Unit 5: Summary

Learning Themes:

Americans have long thought the history of the American holiday Thanksgiving to be relatively simple. The actual story of how the story of “the First Thanksgiving” was written and retold and how the holiday was developed and embraced by a nation is surprisingly complex. In many respects, the growth of the distinctly American holiday and the myth associated with it parallels (and continues to parallel) the development of the nation itself. In this unit, students will explore how the 1621 harvest feast came to be known as the First Thanksgiving, the country’s protean holiday, and how the meaning of the holiday changes as new meaning is layered.

Key Ideas

  1. There are innumerable ways to “give thanks” and celebrate thanksgivings. The idea of giving thanks and communing with friends and family is cross-cultural and centuries old. Though there are many traditions associated with Thanksgiving, many families have their own unique traditions as well.
  2. The American holiday of Thanksgiving means different things to different people. It is multi-layered and each generation adds its own meanings, understandings, and traditions to holiday. Some meanings and traditions reflect individual families or communities or the state of the nation at that time, such as the arrival of new immigrants, the outbreak of World War II, or the Civil Rights Movement.
  3. Thanksgiving as an American holiday evolved over time. In the 19th century, advocates such as Sarah Josepha Hale linked the 1621 harvest celebration, the Pilgrims, and the Wampanoag with a long-standing New England harvest tradition making them the founders of the holiday in generations of popular imagination. She used the media to popularize the connections in Godey’s Lady’s Book, the magazine she edited for many years.
  4. For many Wampanoag people, Thanksgiving is a day of mourning. Some choose to spend the day honoring those who came before them and the challenges they endured with fasts, songs, and spending time with family and friends. Others choose to speak out about challenges still facing Indigenous people today.

Learning Goals

In this unit, students will:

  • Give example of how information and experiences may be interpreted differently by people from different cultural groups
  • Demonstrate how holding different values and beliefs can contribute or pose obstacles to understanding between people and groups
  • Identify examples of continuity and change as depicted in stories, photographs, and documents
  • Compare and Contrast differing stories or accounts about past events, people, places, or situations, and offer possible reasons for the difference
  • Use sources to learn about the past in order to inform decisions about actions on issues of importance today
  • Identify and describe examples of tensions between and among individuals, groups, and institutions
  • Show how groups and institutions work to meet individual needs and promote or fail to promote the common good.
  • Locate, access, organize, and apply information from multiple sources reflecting multiple points of view
  • Evaluate positions about an issue based on the evidence and arguments provided and describe the pros, cons, and consequences of holding a specific position
  • Examine the influence of citizens and officials on policy decisions.

Primary Sources

Essential Questions

  • How did the American tradition of celebrating the holiday of Thanksgiving begin?
  • Why did Americans start telling the story of the “First Thanksgiving”? Why do some keep telling it?
  • What is the past?

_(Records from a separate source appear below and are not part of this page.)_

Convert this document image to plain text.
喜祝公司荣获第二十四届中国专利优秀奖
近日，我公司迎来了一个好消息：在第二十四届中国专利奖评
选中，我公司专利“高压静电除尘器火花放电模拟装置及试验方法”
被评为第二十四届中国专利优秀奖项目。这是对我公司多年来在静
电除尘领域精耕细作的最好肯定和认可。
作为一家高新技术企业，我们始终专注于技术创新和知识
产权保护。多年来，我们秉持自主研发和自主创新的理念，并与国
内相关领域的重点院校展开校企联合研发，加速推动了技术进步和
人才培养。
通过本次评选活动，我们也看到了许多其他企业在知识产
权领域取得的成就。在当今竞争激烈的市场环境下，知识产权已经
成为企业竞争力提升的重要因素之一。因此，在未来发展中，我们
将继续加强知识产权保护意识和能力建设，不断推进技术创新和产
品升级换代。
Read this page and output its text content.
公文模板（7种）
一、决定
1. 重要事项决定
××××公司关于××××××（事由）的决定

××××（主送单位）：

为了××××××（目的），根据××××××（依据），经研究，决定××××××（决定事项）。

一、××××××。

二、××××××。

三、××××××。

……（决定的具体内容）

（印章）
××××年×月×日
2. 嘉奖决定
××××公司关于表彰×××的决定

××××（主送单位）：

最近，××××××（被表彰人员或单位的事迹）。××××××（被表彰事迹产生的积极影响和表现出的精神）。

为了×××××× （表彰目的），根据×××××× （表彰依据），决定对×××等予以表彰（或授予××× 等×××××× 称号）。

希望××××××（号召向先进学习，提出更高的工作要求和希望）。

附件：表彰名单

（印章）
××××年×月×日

How is “the past” different from “history?”
  • What role do we have in creating history?
  • How do historians use primary sources and educated guesses to research the past and create history?
  • How can we celebrate Thanksgiving respectfully?

Suggested Activities

Upper Elementary/Grades 3-6

  • If your school hosts a holiday event or dinner, have the students present about the history of the harvest celebration of 1621 and the American holiday of Thanksgiving. Or, instead of a traditional Thanksgiving celebration, have a “giving thanks” celebration that celebrates and gives thanks for all cultures. Students could be encouraged to wear their own cultural dress and share their own traditions of thanksgiving.
  • Oral history and storytelling is an important way of passing important information from generation to generation. Students can work in groups or individually to interview elders in their community about their thanksgiving traditions.

Middle and HighSchool/Grades 6-12

  • Students work in groups to research a public monument in their town. What historical event does it commemorate? Whose voices or perspectives are missing from the history? As a group, students draft a new text for the monument and participate in a local monuments “tour.”
  • Students work in groups or individuals to compare Wamsutta’s speech to other speeches by civils rights leaders and activists past and present.
  • Students use the materials in the unit to design their own museum exhibit. Students can pick a theme, write an introduction for the exhibit, select the items to exhibit and write a label for each describing how it relates to their chosen theme. Students should think about what they want to public to know about their chosen theme as they design their exhibit. Students offer tours of their “museums” to other students groups, family members, or school faculty.
  • Creative Prompt: What does thanksgiving mean to you today? Encourage students to use themselves and their communities as primary sources along with the available resources in this guide.